I jusr finished AND SO IT GOES/KURT VONNEGUT: A LIFE — because my daughter gave it to me for Christmas. I have just begun (16 pages) reading a Western: KATE BURKE SHOOTS THE OLD WEST — about a lady who took pictures. — because my wife brought it home from the library.
And so it goes. . .
Webb
I don’t read, I gloss. And then I re-read, if I like the book. Twenty, twenty-five or more times will I scan, leaf, peruse, and occasionally, linger over a line or two. Reading certain books grow into intimate reunions over the decades, savoring the familiar, startled by a sentence that springs up, demanding to be noticed, finally, damn it, this time around.
Right now:
FOR THE TIME BEING, Annie Dillard. Because I wanted to steal some of her structure and rhythm. Incredibly, this time around I was not moved by her meticulous prose. God won’t let me get away with a knock-off, that much is plain.
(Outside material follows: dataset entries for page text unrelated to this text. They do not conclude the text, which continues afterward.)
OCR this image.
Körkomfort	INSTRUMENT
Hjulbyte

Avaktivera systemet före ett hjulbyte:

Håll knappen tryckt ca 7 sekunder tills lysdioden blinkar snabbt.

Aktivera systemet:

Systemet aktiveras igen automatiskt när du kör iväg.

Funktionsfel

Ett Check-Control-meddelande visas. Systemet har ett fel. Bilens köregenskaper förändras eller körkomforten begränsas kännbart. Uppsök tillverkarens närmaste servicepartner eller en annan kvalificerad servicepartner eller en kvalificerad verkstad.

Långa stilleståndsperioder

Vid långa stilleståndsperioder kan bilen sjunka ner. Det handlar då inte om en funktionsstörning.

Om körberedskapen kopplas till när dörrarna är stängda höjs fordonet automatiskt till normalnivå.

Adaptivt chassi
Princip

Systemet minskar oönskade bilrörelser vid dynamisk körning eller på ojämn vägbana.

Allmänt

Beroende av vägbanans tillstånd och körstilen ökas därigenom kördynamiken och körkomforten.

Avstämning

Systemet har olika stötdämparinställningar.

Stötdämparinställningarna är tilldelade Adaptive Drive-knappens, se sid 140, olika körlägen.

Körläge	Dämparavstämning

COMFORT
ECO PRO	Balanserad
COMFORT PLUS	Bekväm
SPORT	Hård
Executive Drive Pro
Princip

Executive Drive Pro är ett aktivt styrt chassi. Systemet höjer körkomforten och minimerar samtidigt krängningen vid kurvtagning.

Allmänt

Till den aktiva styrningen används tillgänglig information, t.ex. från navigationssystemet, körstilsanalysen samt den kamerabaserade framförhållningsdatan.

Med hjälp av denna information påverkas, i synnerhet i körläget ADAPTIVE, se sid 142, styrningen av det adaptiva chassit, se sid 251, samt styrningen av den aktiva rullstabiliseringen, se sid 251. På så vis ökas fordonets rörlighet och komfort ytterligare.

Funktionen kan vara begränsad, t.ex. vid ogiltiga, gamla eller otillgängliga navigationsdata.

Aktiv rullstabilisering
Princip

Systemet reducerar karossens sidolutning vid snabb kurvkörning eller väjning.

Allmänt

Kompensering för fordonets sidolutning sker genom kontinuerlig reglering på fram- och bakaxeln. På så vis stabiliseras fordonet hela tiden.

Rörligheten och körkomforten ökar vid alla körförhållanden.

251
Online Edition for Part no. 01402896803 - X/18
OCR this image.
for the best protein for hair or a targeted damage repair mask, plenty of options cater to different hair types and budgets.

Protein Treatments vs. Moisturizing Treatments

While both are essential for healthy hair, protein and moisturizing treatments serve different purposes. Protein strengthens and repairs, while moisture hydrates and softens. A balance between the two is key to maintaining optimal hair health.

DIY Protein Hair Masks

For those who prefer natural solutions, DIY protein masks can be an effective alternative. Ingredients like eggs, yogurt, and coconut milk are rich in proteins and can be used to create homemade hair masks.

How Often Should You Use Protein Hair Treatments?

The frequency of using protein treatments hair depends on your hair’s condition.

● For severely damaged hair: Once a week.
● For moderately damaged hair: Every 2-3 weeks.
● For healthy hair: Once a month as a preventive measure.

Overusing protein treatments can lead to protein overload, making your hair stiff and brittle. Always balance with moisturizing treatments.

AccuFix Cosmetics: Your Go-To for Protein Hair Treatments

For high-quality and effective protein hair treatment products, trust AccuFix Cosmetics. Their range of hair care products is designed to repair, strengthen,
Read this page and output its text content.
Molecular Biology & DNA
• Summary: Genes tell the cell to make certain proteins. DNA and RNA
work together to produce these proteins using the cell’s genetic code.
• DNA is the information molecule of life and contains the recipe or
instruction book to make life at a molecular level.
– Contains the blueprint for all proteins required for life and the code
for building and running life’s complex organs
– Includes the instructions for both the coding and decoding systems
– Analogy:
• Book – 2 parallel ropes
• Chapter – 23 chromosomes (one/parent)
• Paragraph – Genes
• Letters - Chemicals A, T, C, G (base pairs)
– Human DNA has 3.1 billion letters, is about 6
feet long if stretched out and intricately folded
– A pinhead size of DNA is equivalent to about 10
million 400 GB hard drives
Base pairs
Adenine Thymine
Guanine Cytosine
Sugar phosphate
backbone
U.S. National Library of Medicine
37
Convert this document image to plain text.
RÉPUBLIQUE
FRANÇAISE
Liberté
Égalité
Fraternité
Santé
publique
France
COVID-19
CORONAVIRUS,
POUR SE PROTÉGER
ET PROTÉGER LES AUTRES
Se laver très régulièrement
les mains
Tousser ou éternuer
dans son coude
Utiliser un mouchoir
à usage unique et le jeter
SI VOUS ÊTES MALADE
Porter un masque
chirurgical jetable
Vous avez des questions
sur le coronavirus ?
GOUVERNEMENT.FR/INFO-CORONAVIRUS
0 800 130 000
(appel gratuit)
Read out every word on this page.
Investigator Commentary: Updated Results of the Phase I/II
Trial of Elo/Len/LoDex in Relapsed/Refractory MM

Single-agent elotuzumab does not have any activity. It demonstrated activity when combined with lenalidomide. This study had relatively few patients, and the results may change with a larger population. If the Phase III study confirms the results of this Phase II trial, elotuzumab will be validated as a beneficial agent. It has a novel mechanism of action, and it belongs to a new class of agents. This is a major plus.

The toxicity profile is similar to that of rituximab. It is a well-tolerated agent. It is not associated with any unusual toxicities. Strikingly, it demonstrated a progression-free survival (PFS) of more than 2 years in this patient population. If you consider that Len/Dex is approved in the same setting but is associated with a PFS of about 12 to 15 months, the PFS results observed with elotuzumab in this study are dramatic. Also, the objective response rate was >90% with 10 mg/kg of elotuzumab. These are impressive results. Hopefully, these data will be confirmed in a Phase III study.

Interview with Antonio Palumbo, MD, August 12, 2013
SENSE AND SENSIBILITY, Jane Austen. Because in my deepest heart, all I care about is story and morality, which she dishes up by the ladle-full.
OUT OF AFRICA, Isak Dinesen. If sentences were food, hers would be truffles, each with a different flavored surprise filling. A great tale-spinner.
MIRACLE ON SECOND AVENUE, Mukunda Goswami. Because I know the author.
I COULD TELL YOU STORIES, Patricia Hampl. Because my head is so far up my butt when it comes to thinking about my memoir. Different perspectives loosen me up.
I’m reading THE MASTER KEY SYSTEM by Charles Haanel. An old book & a heady read on how to create what you desire. I know this system works — been testing it out since 2006. Just wanted to get the dope straight from the old horse’s mouth.
“The forest for the trees”, like coming out as a lesbian, I think I’m a writer…
I put it down because Jack Reacher came in the mail. No remarks about the mess, please.